Compile the portable binary with the Intel C++ Compiler Classic

Use the -ax (/Qax for Windows) option to instruct the compiler to generate multiple feature-specific auto-dispatch code paths for Intel processors.

Compile the fma_portable binary with the -ax option:

icc -g -O3 -debug inline-debug-info -axCOMMON-AVX512,CORE-AVX2,AVX,SSE4.2,TREMONT,ICELAKE-SERVER fma.c -o fma_portable

Refer to the -ax option help page for the list of supported architectures.

Compile the portable binary with the GNU Compiler Collection

Compare the results for generic and native binaries. If the CPU Time was improved and an additional Vector Instruction Set was utilized for a specific function in the native binary result, then add the target_clones attribute to this function.

If the function calls other functions, consider adding the flatten attribute to force inlining, since the target_clones attribute is not recursive.

Copy the contents of the fma.c source file to a new file, fma_portable.c, and add the TARGET_CLONE preprocessor macro:

#define TARGET_CLONES __attribute__((flatten,target_clones("default,sse4.2,avx,"\
    "avx2,avx512f,arch=skylake,arch=tremont,arch=skylake-avx512,"\
    "arch=cascadelake,arch=cooperlake,arch=tigerlake,arch=icelake-server")))

Refer to the x86 Options page of the GCC manual for the list of supported architectures.

Multiple versions of a function will increase the binary size. Consider the trade-off between performance improvement for each target and code size.
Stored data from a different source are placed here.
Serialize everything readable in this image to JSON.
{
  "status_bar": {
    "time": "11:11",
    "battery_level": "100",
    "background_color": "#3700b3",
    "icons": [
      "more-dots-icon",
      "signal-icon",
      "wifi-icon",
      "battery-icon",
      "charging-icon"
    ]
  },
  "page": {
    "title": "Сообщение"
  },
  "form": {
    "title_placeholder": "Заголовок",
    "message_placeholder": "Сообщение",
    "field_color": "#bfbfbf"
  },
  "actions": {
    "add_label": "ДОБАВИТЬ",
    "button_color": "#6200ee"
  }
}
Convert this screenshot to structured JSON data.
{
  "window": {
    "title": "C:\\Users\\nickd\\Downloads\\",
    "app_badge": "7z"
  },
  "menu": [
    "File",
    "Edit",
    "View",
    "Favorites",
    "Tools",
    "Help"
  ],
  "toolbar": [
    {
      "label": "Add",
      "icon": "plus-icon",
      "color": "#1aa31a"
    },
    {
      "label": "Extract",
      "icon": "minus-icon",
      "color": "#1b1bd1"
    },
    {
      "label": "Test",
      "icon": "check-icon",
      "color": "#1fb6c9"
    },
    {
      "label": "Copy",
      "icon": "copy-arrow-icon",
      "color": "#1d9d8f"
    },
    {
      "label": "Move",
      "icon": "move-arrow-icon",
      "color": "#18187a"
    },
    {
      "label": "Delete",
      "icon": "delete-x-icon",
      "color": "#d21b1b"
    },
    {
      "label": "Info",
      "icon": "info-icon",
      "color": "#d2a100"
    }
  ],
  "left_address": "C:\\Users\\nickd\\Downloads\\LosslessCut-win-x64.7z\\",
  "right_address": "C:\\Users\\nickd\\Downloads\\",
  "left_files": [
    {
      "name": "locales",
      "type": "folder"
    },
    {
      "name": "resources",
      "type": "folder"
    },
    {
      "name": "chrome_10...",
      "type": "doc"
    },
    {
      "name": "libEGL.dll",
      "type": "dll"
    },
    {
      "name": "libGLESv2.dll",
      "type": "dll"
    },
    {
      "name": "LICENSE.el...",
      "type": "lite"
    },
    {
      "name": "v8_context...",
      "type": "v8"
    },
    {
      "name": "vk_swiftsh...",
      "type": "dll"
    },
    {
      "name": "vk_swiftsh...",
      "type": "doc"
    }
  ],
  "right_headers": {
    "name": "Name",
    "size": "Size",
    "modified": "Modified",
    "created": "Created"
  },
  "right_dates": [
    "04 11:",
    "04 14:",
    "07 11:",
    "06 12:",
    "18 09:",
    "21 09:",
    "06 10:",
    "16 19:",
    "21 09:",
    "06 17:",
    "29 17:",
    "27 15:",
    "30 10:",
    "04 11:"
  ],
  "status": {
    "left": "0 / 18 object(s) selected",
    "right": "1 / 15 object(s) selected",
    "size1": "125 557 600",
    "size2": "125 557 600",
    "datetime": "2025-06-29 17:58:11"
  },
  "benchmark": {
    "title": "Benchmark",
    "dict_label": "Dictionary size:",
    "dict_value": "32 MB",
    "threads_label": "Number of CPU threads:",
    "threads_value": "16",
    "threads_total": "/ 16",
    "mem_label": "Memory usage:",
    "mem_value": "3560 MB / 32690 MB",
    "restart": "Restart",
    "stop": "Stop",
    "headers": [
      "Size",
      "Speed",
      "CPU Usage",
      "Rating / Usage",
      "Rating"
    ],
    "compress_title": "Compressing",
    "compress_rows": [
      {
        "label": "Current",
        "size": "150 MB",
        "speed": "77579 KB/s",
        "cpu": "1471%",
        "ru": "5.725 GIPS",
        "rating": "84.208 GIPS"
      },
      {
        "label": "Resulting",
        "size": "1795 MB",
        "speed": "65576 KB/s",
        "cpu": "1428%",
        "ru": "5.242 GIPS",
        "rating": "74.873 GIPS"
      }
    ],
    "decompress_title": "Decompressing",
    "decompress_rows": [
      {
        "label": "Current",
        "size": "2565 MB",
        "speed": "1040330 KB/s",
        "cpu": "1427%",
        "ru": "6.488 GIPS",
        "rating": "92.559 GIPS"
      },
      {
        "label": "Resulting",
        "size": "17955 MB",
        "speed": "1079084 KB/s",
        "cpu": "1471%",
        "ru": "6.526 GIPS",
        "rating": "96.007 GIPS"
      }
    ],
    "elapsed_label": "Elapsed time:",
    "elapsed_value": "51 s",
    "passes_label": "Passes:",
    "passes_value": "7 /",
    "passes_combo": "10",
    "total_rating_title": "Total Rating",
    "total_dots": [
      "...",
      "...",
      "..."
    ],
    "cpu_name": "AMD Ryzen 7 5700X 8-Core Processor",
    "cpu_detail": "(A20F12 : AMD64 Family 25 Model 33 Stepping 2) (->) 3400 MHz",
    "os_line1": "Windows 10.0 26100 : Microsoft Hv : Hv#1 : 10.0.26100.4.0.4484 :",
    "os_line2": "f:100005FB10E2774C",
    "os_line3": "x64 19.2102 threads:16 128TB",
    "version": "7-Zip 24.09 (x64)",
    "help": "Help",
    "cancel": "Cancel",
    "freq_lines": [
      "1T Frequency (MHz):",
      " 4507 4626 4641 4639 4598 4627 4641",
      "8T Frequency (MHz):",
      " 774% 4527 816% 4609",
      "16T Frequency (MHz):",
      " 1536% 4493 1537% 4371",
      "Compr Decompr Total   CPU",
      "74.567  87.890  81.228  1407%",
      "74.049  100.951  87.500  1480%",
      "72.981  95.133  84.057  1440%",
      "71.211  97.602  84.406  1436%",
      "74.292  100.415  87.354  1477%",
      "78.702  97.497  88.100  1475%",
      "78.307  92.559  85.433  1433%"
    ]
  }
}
Collecting and comparing VTune Profiler results enables you to make data-driven decisions to apply the TARGET_CLONES macro only to the functions that will run faster with new instructions.

Add the TARGET_CLONES macro before the my_fma function definition and init functions and save the changes to fma_portable.c:

TARGET_CLONES
void my_fma(float *a, float *b, float *c, const int size)

Compile the fma_portable binary:

gcc -g -O3 fma_portable.c -o fma_portable

Compare Portable and Native Binaries

To compare the performance of portable and optimized binaries, collect the HPC Performance Characterization data for the fma_portable binary:

vtune -c hpc-performance -r fma_portable_hpc ./fma_portable

Open the comparison in VTune Profiler GUI:

vtune-gui fma_portable_hpc fma_native_hpc

As a result, the portable binary uses the highest instruction set extension available and demonstrates optimal performance on the target system.